Les maï-maï Sheka sont une milice dirigée par Tabo Taberi Sheka, un chef de guerre accusé de nombreuses violences contre les civils.

Les populations "sont victimes des exactions des FDLR", a affirmé M. Joy, indiquant qu'elles étaient hébergées dans des familles d'accueil à Luofu, Kayna et Kanyabayunga, trois localités importantes.

Eze Kanenu, représentant de la société civile de Luofu, a fait état lui aussi de mouvements de populations fuyant "les exactions des FDLR" dans les environs de Miriki.

"Ces populations sont victimes de  tortures, viols et enlèvements. Les FDLR les accusent d'être de connivence avec les maï-maï Sheka", a-t-il ajouté, indiquant que plus de 600 familles avaient été accueillies à Luofu, et 950 autres à Kayna et Kanyabayunga.

Les FDLR sont issues de Hutus rwandais réfugiés au Congo après le génocide de 1994 au Rwanda et sont accusées de compter encore dans leurs rangs des génocidaires.

Accusées d'atrocités à grande échelle contre des civils, les FDLR, dont le nombre est estimé à plus ou moins 1.500 combattants, sont d'abord une menace pour la population locale. Le président rwandais Paul Kagame continue néanmoins de les considérer comme un danger existentiel.

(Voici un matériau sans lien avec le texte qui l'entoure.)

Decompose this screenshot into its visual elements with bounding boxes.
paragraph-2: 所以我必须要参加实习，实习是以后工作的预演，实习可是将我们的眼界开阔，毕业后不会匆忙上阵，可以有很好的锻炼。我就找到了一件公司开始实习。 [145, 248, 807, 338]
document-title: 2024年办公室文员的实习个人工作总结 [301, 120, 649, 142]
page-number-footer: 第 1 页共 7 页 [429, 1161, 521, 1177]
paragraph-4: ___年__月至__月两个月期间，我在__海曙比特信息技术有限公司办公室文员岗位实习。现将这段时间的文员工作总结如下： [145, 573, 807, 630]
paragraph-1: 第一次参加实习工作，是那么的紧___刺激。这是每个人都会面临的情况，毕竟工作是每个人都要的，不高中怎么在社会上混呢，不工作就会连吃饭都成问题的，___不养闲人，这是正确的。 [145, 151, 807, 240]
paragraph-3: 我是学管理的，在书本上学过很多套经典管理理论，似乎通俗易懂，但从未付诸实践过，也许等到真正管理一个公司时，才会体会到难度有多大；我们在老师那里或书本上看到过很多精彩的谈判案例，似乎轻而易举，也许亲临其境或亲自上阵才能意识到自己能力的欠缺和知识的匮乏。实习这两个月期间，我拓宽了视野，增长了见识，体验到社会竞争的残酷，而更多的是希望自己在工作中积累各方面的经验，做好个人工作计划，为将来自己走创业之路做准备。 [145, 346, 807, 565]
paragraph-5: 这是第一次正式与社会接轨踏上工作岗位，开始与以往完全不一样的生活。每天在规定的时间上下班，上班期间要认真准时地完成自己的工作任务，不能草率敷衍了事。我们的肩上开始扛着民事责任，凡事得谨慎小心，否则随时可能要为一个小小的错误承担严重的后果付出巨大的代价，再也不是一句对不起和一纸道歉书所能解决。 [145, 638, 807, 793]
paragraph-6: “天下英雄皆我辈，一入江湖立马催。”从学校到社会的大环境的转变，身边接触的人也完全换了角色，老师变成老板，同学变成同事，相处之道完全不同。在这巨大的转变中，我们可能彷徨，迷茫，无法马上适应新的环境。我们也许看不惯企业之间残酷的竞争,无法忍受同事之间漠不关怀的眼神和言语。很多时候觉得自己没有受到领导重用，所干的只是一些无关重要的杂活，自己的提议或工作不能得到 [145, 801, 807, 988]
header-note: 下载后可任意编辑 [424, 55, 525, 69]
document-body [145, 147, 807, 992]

Après la défaite, début novembre, de la rébellion - essentiellement tutsi - du Mouvement du 23 mars (M23) dans l'Est, Kinshasa et la Mission des Nations unies en RDC (Monusco) avaient annoncé leur intention de mettre hors d'état de nuire les FDLR prioritairement par rapport aux dizaines d'autres milices actives dans l'Est du pays.

Les FDLR ont annoncé pendant le week-end avoir "déposé les armes volontairement" mais sans pour autant avoir l'intention de se rendre.

La Monusco les a avertis qu'ils seraient "neutralisés" s'ils ne s'engagent pas véritablement sur la voie de la démobilisation.